WASHINGTON — The banana-cashmere trade controversy has apparently been passed to President Clinton to decide as a foreign policy issue.
The question for importers and retailers comes down to whether European cashmere apparel will be banned from American stores this fall.
While scores of U.S. retailers and manufacturers have filed comments supporting or denigrating the U.S.’s tentative decision to impose “killer duties” on cashmere apparel, the topic has become such a political hot potato that the buck has been passed to the Oval Office, sources said Tuesday.
The Office of the U.S. Trade Representative has completed its final list of recommended European products that would be subject to at least 100 percent duties in retaliation for European Union’s refusal to alter its banana trade policy and its import ban on beef raised with growth hormones.
Congress set a June 19 deadline for the agency to issue these “hit lists” after enacting a law that requires the U.S. to rotate the products subject to retaliatory duties every six months.
The deadline came and went with no action.

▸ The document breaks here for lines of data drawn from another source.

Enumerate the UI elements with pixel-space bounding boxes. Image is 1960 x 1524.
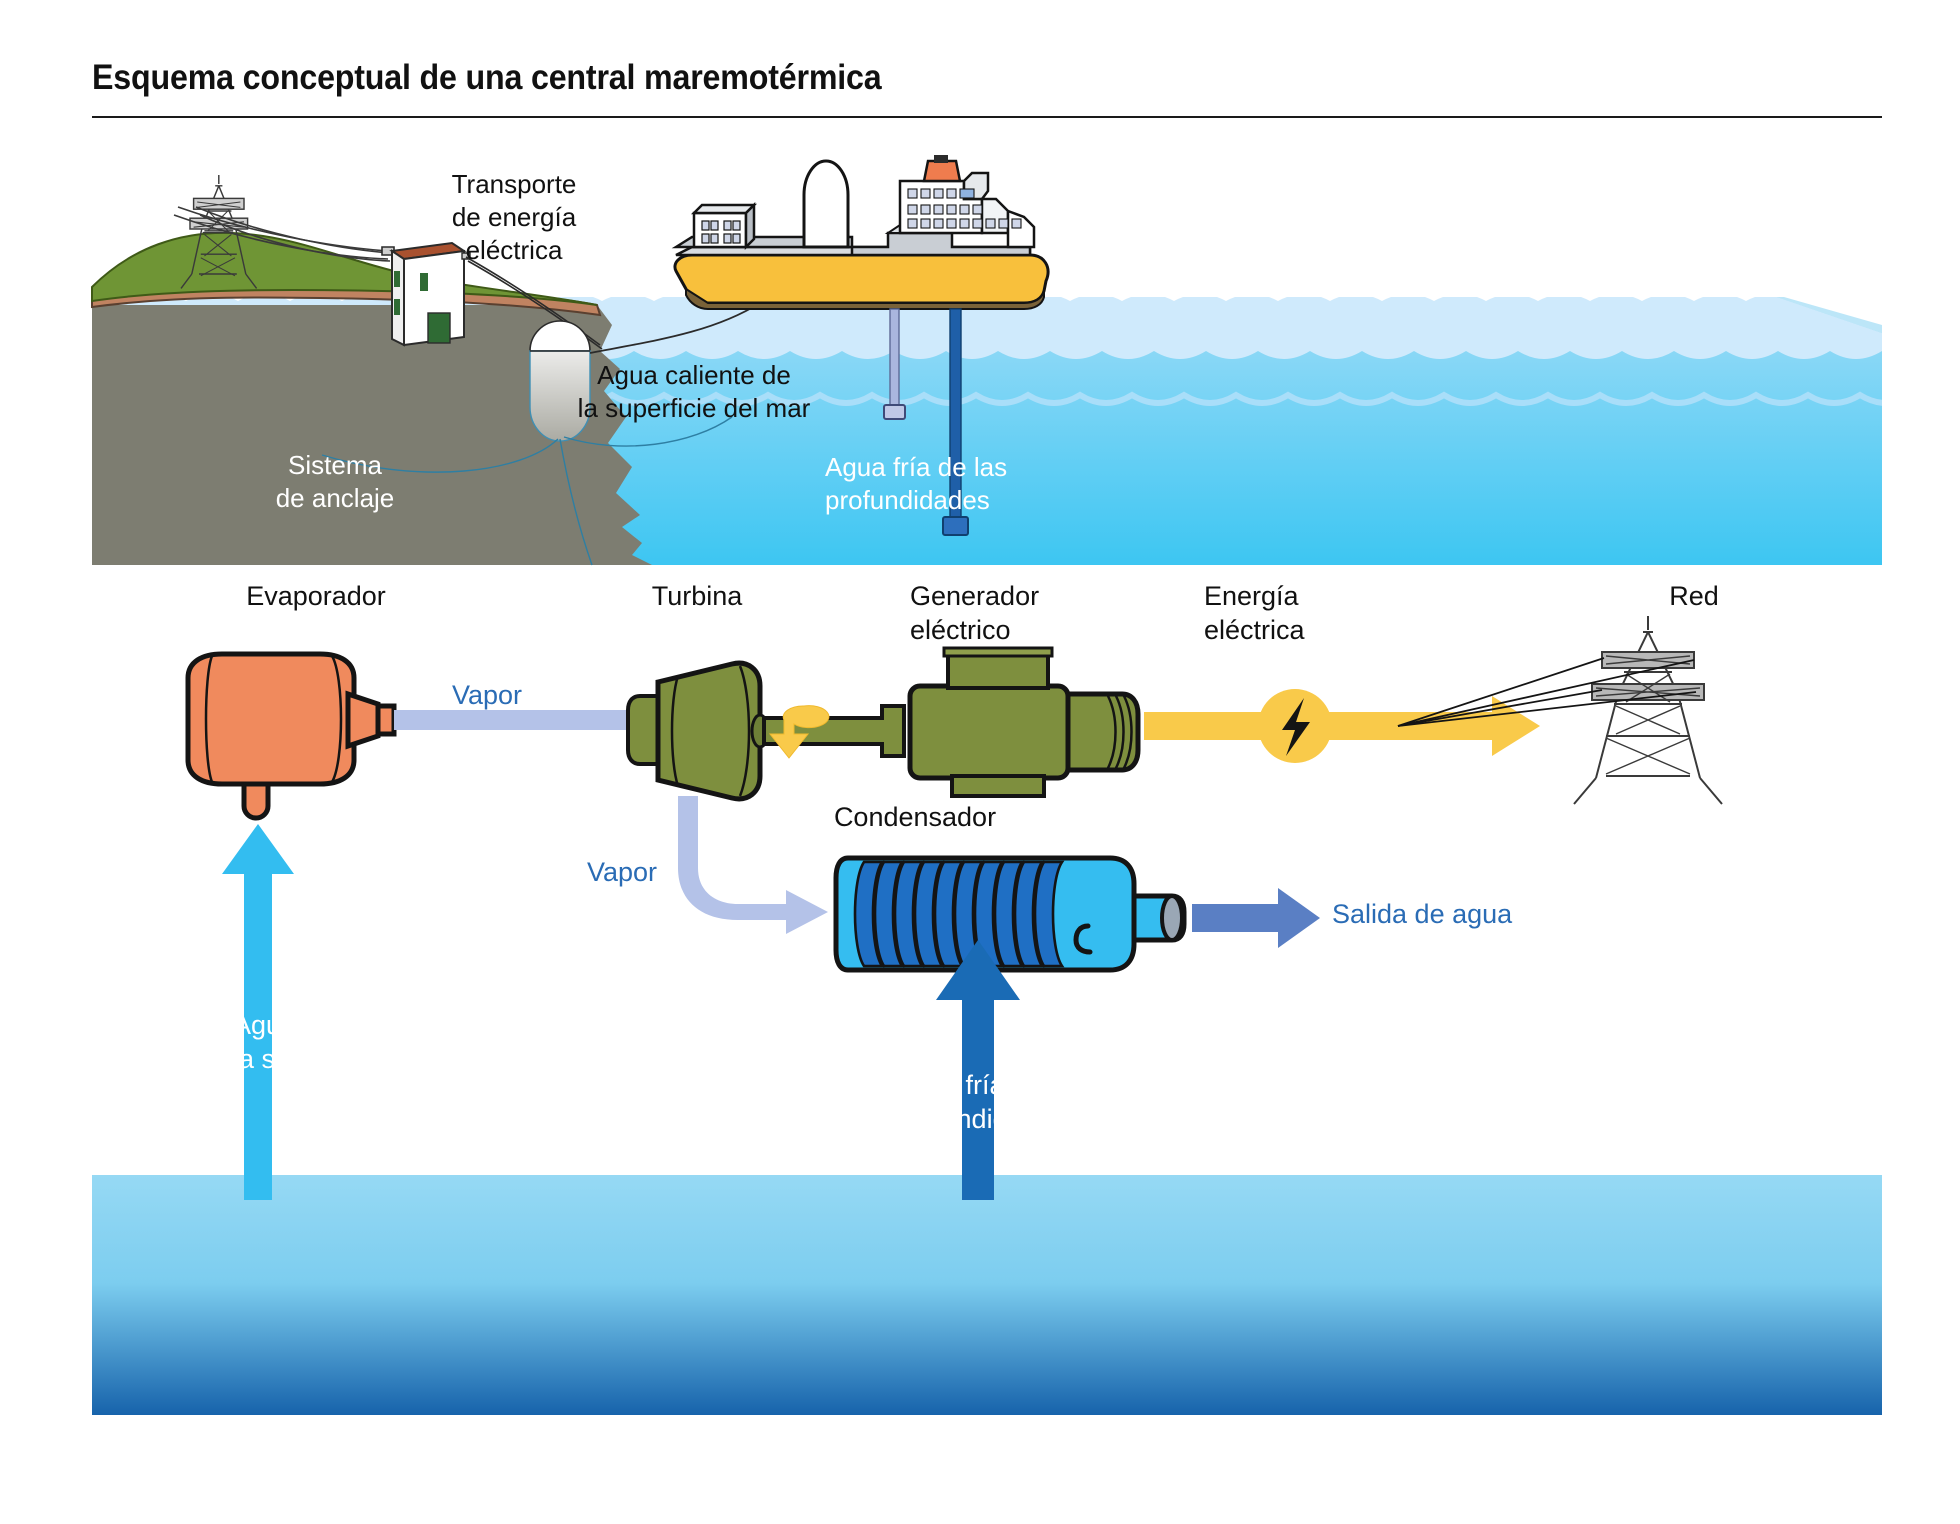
condenser-coil-icon (836, 858, 1184, 970)
label-warm-water-bottom: Agua caliente de la superficie del mar (233, 1008, 475, 1076)
label-cold-water-top: Agua fría de las profundidades (825, 451, 1007, 517)
label-energia-electrica: Energía eléctrica (1204, 579, 1305, 647)
diagram-root: Esquema conceptual de una central maremo… (0, 0, 1960, 1524)
vapor-flow-arrow-icon-2 (678, 796, 828, 934)
transmission-tower-icon-grid (1398, 616, 1722, 804)
label-warm-water-top: Agua caliente de la superficie del mar (578, 359, 811, 425)
process-panel: Evaporador Turbina Generador eléctrico E… (92, 600, 1882, 1460)
otec-platform-ship-icon (675, 155, 1048, 309)
label-vapor-1: Vapor (452, 678, 522, 712)
electric-power-arrow-icon (1144, 689, 1540, 763)
label-red: Red (1669, 579, 1719, 613)
label-turbina: Turbina (652, 579, 743, 613)
label-sistema-anclaje: Sistema de anclaje (276, 449, 395, 515)
label-condensador: Condensador (834, 800, 996, 834)
electric-generator-icon (910, 648, 1138, 796)
label-generador-electrico: Generador eléctrico (910, 579, 1039, 647)
title-divider (92, 116, 1882, 118)
label-vapor-2: Vapor (587, 855, 657, 889)
water-outlet-arrow-icon (1192, 888, 1320, 948)
label-transport-energia: Transporte de energía eléctrica (452, 168, 577, 266)
evaporator-vessel-icon (188, 654, 394, 818)
label-cold-water-bottom: Agua fría de las profundidades (895, 1068, 1084, 1136)
ocean-block (92, 1175, 1882, 1415)
turbine-icon (628, 663, 768, 799)
label-salida-de-agua: Salida de agua (1332, 897, 1512, 931)
title-block: Esquema conceptual de una central maremo… (92, 58, 1882, 118)
scene-panel: Transporte de energía eléctrica Agua cal… (92, 155, 1882, 565)
page-title: Esquema conceptual de una central maremo… (92, 58, 1739, 98)
label-evaporador: Evaporador (246, 579, 386, 613)
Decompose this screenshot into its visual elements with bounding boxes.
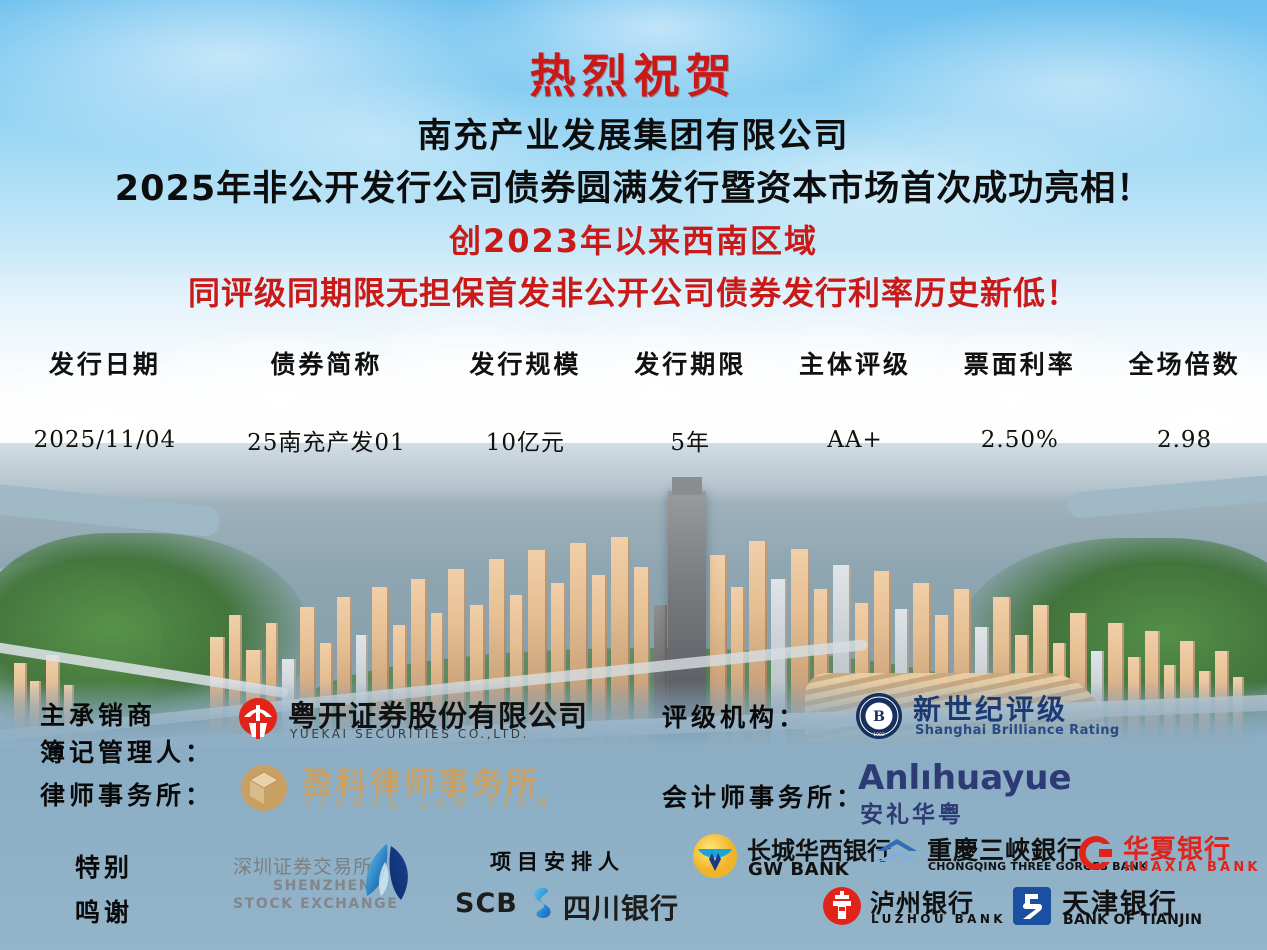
szse-name-cn: 深圳证券交易所 [233, 852, 373, 879]
cqtg-mark-icon [875, 837, 919, 869]
bond-facts-table: 发行日期 债券简称 发行规模 发行期限 主体评级 票面利率 全场倍数 2025/… [0, 345, 1267, 457]
label-project-arranger: 项目安排人 [490, 846, 625, 876]
celebration-poster: 热烈祝贺 南充产业发展集团有限公司 2025年非公开发行公司债券圆满发行暨资本市… [0, 0, 1267, 950]
label-special-thanks-line1: 特别 [75, 848, 133, 884]
label-law-firm: 律师事务所： [40, 776, 214, 812]
svg-text:B: B [873, 709, 885, 725]
cell-tenor: 5年 [608, 423, 773, 457]
label-bookrunner: 簿记管理人： [40, 733, 214, 769]
yuekai-name-en: YUEKAI SECURITIES CO.,LTD. [290, 727, 529, 741]
luzhou-name-en: LUZHOU BANK [871, 912, 1006, 926]
col-header-coupon-rate: 票面利率 [937, 345, 1102, 423]
anlihuayue-name-cn: 安礼华粤 [860, 795, 964, 829]
huaxia-mark-icon [1077, 834, 1115, 872]
anlihuayue-name-en: Anlıhuayue [858, 758, 1072, 798]
table-row: 2025/11/04 25南充产发01 10亿元 5年 AA+ 2.50% 2.… [0, 423, 1267, 457]
headline-line-1: 2025年非公开发行公司债券圆满发行暨资本市场首次成功亮相！ [0, 160, 1267, 211]
col-header-bond-name: 债券简称 [210, 345, 443, 423]
sichuan-bank-name-cn: 四川银行 [563, 887, 679, 927]
issuer-company-name: 南充产业发展集团有限公司 [0, 108, 1267, 157]
congratulation-title: 热烈祝贺 [0, 40, 1267, 106]
gw-bank-mark-icon [692, 833, 738, 879]
col-header-issue-size: 发行规模 [443, 345, 608, 423]
cell-coupon-rate: 2.50% [937, 423, 1102, 457]
label-rating-agency: 评级机构： [662, 698, 807, 734]
cell-bond-name: 25南充产发01 [210, 423, 443, 457]
yingke-name-en: YINGKE LAW FIRM [304, 796, 556, 811]
cell-issue-size: 10亿元 [443, 423, 608, 457]
col-header-oversubscription: 全场倍数 [1102, 345, 1267, 423]
label-special-thanks-line2: 鸣谢 [75, 893, 133, 929]
headline-line-3: 同评级同期限无担保首发非公开公司债券发行利率历史新低！ [0, 268, 1267, 314]
col-header-issuer-rating: 主体评级 [773, 345, 938, 423]
tianjin-mark-icon [1012, 886, 1052, 926]
tianjin-name-en: BANK OF TIANJIN [1063, 912, 1202, 928]
svg-text:1992: 1992 [873, 732, 885, 738]
headline-line-2: 创2023年以来西南区域 [0, 216, 1267, 262]
cell-issue-date: 2025/11/04 [0, 423, 210, 457]
table-header-row: 发行日期 债券简称 发行规模 发行期限 主体评级 票面利率 全场倍数 [0, 345, 1267, 423]
brilliance-name-cn: 新世纪评级 [913, 688, 1068, 728]
col-header-tenor: 发行期限 [608, 345, 773, 423]
col-header-issue-date: 发行日期 [0, 345, 210, 423]
brilliance-name-en: Shanghai Brilliance Rating [915, 723, 1120, 738]
label-lead-underwriter: 主承销商 [40, 696, 156, 732]
luzhou-mark-icon [822, 886, 862, 926]
cell-oversubscription: 2.98 [1102, 423, 1267, 457]
yuekai-mark-icon [236, 697, 280, 741]
brilliance-seal-icon: B 1992 [855, 692, 903, 740]
huaxia-name-en: HUAXIA BANK [1124, 860, 1261, 875]
sichuan-bank-mark-icon [527, 886, 557, 920]
szse-leaf-icon [357, 842, 415, 908]
yingke-cube-icon [240, 764, 292, 812]
sichuan-bank-name-en: SCB [455, 888, 518, 919]
gw-bank-name-en: GW BANK [748, 859, 849, 880]
cell-issuer-rating: AA+ [773, 423, 938, 457]
label-accounting-firm: 会计师事务所： [662, 778, 865, 814]
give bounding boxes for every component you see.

Officials with USTR said this was due to the large number of comments filed by those seeking to have products knocked off or kept on the lists, which would target $308.2 million worth of European goods.
The proposed banana retaliation list includes cashmere sweaters, coats, pullovers and vests; cotton bed linens; handbags; plastic-coated accessories; bath preparations and gourmet food items. The proposed beef hit list includes two man-made fiber yarns, gourmet food, electric hair clippers and small motorcycles.
Retail and import interests have argued that hitting cashmere now will put many small- and medium-size retail and importing companies out of business, while dealing a severe financial blow to even the largest American chains.
On the other side, U.S. agriculture and textile interests have countered that the Europeans will never budge if the U.S. targets hair clippers and bath salts, and that only a cashmere apparel ban will get their attention.
Sources said British Prime Minister Tony Blair has twice called Clinton in recent weeks imploring him to make sure cashmere is not targeted. Sources said Blair has argued that a cashmere ban would put virtually all of Britain’s cashmere industry out of business, since their U.S. sales account for nearly all their income. Last year, Blair intervened and cashmere was dropped from the final hit list.
It is not known whether any Italian government officials similarly sought to lobby Clinton or administration officials.
Italy and Britain account for nearly all the high-quality cashmere apparel imported into the United States.